Vício Poder-se-ia dizer que a petanca, no sul de França, é mais do que um jogo ou um desporto: é um vício. Qualquer lugar é bom para praticar petanca, seja numa viela de Montpellier, num largo de Marselha, numa das praias de Cannes ou Saint-Tropez, como Louis de Funès e o seu gendarme aldrabão, ou nos jardins Six-Fours-les-Plages ou de Toulon, a cidade dos navios de guerra.

Dizem as estatísticas que, dentro do Hexágono, há mais de 300 mil jogadores de petanca inscritos nos diversos clubes do país e que a sua força atingiu até as antigas colónias francesas, como o Vietname ou o Camboja, porque das do norte de África já falámos.

As regras oficiais são suficientemente simples para poderem ser absorvidas pour n’importe qui. Joga-se la triplette, três contra três, la doublette, dois contra dois, ou o inevitável mano a mano, em qualquer tipo de terreno, num espaço confinado aos 15 metros de comprimento e quatro de largura. Sorteia-se a equipa que desenha no solo o círculo para o qual as bolas devem convergir e, em seguida, basicamente, procura-se que as bolas lançadas se juntem o mais próximo possível do objetivo, vencendo quem concentrar aí o maior número de bolas.

Estarei a ser simplista, resumindo assim um jogo cujos apaixonados afirmam ser de estratégia profunda. Será.

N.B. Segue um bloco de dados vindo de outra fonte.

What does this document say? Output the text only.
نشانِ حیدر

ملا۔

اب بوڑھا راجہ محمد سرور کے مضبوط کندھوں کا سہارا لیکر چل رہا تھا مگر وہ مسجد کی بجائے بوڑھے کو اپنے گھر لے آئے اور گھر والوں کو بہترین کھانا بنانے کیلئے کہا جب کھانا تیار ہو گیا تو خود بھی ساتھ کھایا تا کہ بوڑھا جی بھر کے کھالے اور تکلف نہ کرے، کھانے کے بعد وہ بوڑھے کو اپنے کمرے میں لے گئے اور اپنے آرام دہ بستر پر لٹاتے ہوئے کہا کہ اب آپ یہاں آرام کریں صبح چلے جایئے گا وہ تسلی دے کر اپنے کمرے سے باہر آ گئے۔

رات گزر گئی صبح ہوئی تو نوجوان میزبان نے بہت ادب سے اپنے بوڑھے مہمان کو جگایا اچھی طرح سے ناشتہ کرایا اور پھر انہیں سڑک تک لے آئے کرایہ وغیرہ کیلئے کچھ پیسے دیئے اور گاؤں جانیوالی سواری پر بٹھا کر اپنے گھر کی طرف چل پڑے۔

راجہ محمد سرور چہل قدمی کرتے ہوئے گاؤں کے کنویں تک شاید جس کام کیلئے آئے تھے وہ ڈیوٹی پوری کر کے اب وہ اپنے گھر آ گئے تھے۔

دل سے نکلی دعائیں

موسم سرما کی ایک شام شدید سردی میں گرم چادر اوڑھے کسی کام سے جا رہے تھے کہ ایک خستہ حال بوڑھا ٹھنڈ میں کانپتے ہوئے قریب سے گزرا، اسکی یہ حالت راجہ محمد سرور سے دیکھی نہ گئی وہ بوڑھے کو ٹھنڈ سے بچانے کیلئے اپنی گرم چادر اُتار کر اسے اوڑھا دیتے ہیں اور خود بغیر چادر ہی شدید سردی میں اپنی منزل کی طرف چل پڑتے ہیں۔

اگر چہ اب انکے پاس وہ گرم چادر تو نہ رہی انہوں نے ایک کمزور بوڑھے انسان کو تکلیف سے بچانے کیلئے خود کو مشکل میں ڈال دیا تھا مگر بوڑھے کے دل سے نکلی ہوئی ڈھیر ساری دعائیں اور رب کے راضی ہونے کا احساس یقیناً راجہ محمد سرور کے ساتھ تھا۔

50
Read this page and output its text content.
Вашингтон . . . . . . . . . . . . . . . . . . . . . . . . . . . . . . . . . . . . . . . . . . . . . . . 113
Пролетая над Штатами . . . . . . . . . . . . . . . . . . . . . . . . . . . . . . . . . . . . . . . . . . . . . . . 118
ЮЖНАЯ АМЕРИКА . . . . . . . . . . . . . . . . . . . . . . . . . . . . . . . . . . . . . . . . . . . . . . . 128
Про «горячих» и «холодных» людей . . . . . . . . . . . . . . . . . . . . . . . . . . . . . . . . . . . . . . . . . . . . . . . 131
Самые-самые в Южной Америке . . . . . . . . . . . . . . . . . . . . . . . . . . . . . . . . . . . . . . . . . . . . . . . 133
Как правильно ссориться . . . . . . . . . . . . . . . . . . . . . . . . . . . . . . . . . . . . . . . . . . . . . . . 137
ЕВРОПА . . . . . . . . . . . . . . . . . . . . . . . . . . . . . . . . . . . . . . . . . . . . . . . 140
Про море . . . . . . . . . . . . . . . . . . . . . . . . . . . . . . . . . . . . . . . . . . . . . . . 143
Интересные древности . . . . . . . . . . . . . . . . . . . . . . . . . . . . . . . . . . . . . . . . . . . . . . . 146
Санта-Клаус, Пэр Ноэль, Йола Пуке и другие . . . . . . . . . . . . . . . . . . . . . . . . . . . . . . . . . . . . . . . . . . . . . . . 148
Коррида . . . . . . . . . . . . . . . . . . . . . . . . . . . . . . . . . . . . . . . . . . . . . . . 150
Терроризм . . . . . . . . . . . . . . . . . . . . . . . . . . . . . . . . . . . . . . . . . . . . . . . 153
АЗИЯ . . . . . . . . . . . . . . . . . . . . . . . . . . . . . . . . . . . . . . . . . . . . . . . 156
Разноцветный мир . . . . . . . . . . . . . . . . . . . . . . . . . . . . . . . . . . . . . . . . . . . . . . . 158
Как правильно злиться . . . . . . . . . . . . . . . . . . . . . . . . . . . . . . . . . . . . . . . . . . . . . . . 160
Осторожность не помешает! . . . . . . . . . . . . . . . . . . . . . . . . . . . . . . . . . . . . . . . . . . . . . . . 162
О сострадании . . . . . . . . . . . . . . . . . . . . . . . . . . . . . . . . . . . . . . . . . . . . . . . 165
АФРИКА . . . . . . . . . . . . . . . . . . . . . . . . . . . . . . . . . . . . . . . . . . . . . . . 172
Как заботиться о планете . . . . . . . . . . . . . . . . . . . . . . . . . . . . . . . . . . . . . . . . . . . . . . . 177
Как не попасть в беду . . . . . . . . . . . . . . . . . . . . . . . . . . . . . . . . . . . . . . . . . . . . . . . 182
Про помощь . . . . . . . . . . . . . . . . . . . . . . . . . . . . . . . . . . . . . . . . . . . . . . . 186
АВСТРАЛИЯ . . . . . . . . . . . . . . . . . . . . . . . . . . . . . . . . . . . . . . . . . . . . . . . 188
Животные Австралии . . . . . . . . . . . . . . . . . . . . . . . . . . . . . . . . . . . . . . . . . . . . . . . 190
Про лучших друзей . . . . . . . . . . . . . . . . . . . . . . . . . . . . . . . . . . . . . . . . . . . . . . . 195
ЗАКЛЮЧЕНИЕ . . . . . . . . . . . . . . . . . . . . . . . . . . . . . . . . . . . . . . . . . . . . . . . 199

Nunca passei da primeira classe ou do jardim infantil daquela versão que se levava para a praia numa caixinha de bolas de duas cores diferente e uma mais pequenina, branca, que servia de alvo, se a expressão é utilizável.

A verdade é que a petanca tem, hoje em dia, muita aceitação na Espanha, na Alemanha, na Holanda e na Bélgica, por exemplo, já para não falar do caso específico da Tailândia, que tem mais de 40 mil jogadores federados.

O campeonato do Mundo da modalidade é organizado pela Fédération Internationale de Pétanque et Jeu Provençal e já vai na sua 48.a edição. Não será de estranhar que, em todas as variantes disputadas – masculinos, femininos, juniores –, a França surja destacada com 42 medalhas de ouro, 15 de prata e 28 de bronze, deixando a Tailândia bem atrás com 12, nove e dez, respetivamente. No total, os franceses foram campeões do Mundo por 27 vezes. Acrescente-se que a variante dos campeonatos do Mundo são na categoria de triplette.

Para quem conhece bem o sul de França, de Cerbère, junto à fronteira com a Catalunha, a Martigues, La Ciotat e Menton, já junto a Itália, não deixará de ter na memória os homens que, pelos finais de tarde, ao sereno, se entretêm com les boules. É mais do que uma imagem de postal. É uma forma pacata de estar na vida, transposta do princípio da convivência humana e que nunca mas nunca envelhecerá.